The statute of Massachusetts is intended to govern the taxation of all corporations doing business within its territory, whether organized under its own laws or under those of some other State; and the rule adopted to ascertain the amount of the value of the capital engaged in that business within its boundaries, on which the tax should be assessed, is not an unfair or unjust one; and the details of the method by which this was determined have not exceeded the fair range of legislative discretion. 125 U.S. 553.

That decision was cited by the court in Ratterman v. Western Union Telegraph Co., 127 U.S. 411, 426, 427, and in Leloup v. Mobile, 127 U.S. 640, 649.

The other questions argued relate to the amounts for which decrees were entered. In each case, the defendant admitted its liability to pay a tax on the actual value, as stated in its *46 answer, of its real and personal property within the State; and tendered, and paid into court, the sum so admitted to be due, with interest thereon at the rate of twelve per cent, and costs. The sum so paid in was greater than like interest then accrued on the whole amount of the tax assessed and sued for. The court added, to the whole amount of the tax sued for, interest thereon at the rate of twelve per cent to the date of the payment into court; deducted from the sum so ascertained the sum paid in; and entered a decree for the balance, with interest thereon at the rate of twelve per cent from the date of such payment to the date of the decree, and, thereafter until payment, interest on the amount of the decree at the rate of six per cent, that being the usual rate of interest in Massachusetts.

It is contended, in behalf of the State, that the tender and payment into court could have no effect in a suit of this kind to recover a tax, with interest thereon at the rate of twelve per cent in the nature of a penalty; and that such interest must be computed at that rate, not merely to the time of the decree below, but to the time of payment, or at least to the time of the final decree in this court. On the other hand, it is contended that the sum paid into court should have been applied, according to the evident intention of the defendant in paying it, to both principal and interest of the sum admitted to be due; instead of applying it to interest on the whole claim sued for, and thereby increasing the sum on which to compute subsequent interest.

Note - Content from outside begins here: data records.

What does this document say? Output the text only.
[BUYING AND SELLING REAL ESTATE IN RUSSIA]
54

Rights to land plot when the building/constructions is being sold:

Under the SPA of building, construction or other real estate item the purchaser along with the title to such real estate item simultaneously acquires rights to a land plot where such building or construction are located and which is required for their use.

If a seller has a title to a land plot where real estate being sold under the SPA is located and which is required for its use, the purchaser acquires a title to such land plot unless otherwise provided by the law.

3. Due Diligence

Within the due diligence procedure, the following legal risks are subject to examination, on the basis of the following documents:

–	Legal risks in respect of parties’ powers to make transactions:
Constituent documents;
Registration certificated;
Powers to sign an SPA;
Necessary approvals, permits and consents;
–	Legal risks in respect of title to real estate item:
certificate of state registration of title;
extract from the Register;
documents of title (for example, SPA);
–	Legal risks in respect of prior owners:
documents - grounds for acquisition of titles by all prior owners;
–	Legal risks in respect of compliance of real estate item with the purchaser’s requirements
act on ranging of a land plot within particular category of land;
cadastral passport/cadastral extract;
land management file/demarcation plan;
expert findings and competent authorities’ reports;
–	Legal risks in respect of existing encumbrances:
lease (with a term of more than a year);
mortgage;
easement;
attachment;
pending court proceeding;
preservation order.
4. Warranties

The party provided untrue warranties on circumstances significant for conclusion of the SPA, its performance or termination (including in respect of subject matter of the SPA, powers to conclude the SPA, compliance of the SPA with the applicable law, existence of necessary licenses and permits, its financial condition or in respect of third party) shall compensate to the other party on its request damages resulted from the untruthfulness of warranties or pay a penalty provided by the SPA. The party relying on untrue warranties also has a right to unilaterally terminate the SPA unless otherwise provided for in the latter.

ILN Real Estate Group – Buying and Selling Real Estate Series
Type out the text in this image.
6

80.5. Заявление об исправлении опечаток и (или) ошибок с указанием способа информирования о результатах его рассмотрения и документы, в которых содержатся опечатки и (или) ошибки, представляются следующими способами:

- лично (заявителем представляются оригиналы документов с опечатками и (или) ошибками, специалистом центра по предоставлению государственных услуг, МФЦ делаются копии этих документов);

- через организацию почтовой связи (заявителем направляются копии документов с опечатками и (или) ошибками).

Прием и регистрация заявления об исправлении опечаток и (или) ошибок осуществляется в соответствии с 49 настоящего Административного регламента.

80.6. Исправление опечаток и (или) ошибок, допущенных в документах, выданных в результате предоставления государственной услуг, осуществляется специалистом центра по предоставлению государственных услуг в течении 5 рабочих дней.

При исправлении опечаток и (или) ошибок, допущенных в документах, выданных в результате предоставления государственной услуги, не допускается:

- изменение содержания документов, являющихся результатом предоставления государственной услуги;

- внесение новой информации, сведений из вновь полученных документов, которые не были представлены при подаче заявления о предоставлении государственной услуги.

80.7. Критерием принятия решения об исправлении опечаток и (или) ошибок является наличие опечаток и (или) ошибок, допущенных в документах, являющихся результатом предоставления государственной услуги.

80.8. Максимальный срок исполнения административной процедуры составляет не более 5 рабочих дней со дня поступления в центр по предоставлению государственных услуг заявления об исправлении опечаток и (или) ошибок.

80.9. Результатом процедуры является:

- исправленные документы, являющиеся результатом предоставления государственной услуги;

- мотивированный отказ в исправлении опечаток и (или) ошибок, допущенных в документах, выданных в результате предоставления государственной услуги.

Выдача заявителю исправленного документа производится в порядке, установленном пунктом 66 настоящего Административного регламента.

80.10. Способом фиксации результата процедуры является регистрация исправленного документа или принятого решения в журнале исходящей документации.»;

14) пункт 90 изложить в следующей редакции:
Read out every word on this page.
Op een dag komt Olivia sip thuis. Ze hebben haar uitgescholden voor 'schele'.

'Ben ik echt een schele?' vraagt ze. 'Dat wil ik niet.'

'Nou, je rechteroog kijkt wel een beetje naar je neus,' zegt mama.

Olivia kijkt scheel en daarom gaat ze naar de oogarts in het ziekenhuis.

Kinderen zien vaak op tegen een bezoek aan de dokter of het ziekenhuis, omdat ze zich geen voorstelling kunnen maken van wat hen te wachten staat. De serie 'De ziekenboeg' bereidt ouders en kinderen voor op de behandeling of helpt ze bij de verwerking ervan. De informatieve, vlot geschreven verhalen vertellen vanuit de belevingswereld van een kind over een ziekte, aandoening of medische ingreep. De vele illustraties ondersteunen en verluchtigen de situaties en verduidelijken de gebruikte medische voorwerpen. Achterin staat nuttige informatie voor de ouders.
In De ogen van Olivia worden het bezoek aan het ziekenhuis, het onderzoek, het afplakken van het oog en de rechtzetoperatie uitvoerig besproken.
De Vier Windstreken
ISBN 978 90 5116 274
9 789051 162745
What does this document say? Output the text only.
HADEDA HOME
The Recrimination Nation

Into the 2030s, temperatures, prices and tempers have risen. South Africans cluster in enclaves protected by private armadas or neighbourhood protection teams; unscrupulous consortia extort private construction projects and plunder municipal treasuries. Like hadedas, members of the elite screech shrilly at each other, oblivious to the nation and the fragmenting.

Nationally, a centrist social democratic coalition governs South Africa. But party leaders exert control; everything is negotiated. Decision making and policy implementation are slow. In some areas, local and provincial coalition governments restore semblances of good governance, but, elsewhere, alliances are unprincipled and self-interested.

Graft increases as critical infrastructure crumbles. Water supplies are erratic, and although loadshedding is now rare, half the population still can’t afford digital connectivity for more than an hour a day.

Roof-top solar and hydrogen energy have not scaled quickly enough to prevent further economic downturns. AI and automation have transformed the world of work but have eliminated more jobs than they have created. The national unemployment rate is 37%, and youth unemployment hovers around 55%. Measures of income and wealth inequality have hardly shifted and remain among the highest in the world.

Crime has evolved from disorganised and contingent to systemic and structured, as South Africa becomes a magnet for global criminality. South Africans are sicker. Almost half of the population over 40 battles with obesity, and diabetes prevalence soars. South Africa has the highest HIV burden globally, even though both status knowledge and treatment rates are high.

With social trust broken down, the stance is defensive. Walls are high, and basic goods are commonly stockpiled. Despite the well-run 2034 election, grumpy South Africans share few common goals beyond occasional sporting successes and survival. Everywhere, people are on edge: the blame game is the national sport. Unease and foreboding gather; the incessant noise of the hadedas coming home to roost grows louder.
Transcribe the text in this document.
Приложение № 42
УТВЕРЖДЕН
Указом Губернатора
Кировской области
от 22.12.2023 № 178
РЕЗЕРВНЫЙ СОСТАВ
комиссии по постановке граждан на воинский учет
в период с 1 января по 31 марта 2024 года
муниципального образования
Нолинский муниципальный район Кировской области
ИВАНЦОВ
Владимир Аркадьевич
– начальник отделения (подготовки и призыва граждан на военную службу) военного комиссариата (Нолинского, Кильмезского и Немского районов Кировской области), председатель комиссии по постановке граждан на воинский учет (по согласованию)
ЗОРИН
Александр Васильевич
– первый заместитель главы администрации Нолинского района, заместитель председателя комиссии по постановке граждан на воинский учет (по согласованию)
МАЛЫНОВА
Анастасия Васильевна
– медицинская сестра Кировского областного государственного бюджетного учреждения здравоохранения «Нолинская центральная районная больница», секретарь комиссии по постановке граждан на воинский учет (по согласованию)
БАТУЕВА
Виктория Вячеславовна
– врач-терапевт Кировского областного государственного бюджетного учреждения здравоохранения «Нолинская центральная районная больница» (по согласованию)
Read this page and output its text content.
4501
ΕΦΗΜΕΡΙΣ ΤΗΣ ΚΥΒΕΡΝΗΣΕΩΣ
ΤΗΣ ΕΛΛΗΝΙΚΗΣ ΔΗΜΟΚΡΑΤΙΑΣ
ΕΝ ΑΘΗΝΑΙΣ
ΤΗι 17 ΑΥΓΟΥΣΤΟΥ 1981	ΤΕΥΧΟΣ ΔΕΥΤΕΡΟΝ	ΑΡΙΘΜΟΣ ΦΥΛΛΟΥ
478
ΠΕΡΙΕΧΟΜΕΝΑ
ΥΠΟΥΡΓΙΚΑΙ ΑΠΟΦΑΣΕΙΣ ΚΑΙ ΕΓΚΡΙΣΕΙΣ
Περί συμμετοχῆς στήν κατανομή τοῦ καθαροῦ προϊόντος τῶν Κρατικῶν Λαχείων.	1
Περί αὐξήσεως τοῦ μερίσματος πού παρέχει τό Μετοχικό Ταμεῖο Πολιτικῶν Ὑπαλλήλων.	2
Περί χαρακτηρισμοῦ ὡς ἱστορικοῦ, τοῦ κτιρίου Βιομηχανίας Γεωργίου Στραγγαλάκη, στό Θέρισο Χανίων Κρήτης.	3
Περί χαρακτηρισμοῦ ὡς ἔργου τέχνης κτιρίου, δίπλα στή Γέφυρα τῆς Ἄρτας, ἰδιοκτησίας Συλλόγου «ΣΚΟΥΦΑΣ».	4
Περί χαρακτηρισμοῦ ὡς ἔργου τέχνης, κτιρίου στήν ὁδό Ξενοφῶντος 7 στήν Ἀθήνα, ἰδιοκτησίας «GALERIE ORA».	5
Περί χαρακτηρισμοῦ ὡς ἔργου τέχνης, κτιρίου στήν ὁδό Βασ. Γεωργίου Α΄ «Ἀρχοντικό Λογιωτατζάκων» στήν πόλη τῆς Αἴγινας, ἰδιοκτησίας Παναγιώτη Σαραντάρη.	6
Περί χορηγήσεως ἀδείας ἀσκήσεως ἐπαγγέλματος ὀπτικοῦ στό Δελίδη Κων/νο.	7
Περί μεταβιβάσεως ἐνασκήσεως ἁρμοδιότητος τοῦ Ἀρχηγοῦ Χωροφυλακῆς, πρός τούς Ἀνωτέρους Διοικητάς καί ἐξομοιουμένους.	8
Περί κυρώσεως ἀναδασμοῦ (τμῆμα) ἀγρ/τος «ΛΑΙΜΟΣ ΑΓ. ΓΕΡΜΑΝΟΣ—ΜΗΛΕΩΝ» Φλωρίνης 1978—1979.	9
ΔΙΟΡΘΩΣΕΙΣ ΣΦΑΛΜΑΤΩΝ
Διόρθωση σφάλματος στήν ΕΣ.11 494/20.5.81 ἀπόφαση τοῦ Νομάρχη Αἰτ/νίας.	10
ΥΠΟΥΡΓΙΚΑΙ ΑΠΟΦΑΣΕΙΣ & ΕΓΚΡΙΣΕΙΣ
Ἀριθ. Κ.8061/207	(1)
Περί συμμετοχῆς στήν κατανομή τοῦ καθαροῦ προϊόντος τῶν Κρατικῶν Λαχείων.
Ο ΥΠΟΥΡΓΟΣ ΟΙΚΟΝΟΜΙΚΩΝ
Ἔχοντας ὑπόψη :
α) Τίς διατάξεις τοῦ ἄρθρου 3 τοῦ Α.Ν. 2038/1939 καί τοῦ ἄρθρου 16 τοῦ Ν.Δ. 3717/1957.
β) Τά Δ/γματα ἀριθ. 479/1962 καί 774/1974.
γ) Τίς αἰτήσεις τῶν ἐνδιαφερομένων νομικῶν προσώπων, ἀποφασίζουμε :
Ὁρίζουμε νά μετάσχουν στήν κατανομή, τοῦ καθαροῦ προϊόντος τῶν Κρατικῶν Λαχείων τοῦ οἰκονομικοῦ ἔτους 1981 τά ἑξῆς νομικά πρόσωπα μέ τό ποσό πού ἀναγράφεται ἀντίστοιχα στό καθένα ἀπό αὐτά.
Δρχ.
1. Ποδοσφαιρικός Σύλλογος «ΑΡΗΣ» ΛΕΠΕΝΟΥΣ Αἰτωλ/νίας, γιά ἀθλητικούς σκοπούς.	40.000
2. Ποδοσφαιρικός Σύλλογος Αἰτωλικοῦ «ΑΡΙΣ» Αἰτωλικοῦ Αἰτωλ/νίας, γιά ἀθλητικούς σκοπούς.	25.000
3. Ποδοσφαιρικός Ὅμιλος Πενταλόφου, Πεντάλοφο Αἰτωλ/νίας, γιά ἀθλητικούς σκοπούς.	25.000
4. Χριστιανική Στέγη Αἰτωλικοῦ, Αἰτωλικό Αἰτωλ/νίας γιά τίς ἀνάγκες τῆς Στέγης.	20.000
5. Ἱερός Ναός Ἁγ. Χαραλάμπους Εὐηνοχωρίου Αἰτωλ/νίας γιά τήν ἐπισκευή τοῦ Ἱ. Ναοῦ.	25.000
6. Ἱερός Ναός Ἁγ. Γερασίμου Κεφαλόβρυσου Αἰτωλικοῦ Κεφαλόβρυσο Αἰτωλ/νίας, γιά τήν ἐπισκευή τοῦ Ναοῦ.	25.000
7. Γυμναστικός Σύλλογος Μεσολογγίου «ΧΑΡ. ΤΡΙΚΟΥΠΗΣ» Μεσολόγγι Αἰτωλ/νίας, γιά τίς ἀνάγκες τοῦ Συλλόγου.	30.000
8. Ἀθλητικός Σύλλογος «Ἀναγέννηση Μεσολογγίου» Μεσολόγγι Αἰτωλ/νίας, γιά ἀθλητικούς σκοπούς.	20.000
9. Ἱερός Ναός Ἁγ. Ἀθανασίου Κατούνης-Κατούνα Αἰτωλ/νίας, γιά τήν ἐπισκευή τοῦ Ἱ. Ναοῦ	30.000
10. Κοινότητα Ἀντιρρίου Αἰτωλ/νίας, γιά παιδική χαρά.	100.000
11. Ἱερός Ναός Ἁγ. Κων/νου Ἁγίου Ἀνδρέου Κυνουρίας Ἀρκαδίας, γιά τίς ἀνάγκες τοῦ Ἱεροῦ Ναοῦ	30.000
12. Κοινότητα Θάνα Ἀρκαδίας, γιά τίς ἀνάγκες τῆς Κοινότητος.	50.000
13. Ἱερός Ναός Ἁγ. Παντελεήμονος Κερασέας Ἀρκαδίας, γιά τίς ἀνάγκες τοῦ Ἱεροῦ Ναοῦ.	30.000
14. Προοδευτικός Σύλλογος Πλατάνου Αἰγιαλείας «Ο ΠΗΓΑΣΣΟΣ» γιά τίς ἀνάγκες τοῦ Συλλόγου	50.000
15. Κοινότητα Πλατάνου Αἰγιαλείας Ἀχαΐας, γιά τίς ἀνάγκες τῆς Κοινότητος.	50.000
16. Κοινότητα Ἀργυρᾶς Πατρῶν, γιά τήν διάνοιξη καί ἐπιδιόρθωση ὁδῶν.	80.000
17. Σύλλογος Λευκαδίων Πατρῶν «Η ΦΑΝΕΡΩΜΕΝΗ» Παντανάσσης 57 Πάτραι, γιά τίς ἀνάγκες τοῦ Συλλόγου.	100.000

We are of opinion that in this matter the defendant is right. In equity, at least, the defendant was entitled to the benefit of the sum paid into court. That sum should have been applied to that part of the principal sum and interest which was admitted to be due. After the payment into court, as before, interest at the rate of twelve per cent was to be computed on the rest of the principal. The penal rate of twelve per cent interest ran only until the amount to be recovered was judicially ascertained. Since the date of the decree below, interest is to be computed on the lawful amount of the decree at the rate of six per cent only. *47 In each of the three cases, therefore, the entry must be

Decree reversed, and case remanded with directions to enter a decree for the amount of the tax found due by the Circuit Court, but applying the sum paid into court, and computing interest on the balance, in accordance with the opinion of this court; the costs in this court to be equally divided between the parties.

MR. JUSTICE FIELD and MR. JUSTICE HARLAN dissented.

NOTES

[1] In these cases the docket title was in all the cases "The Attorney General of the State of Massachusetts" instead of "Massachusetts."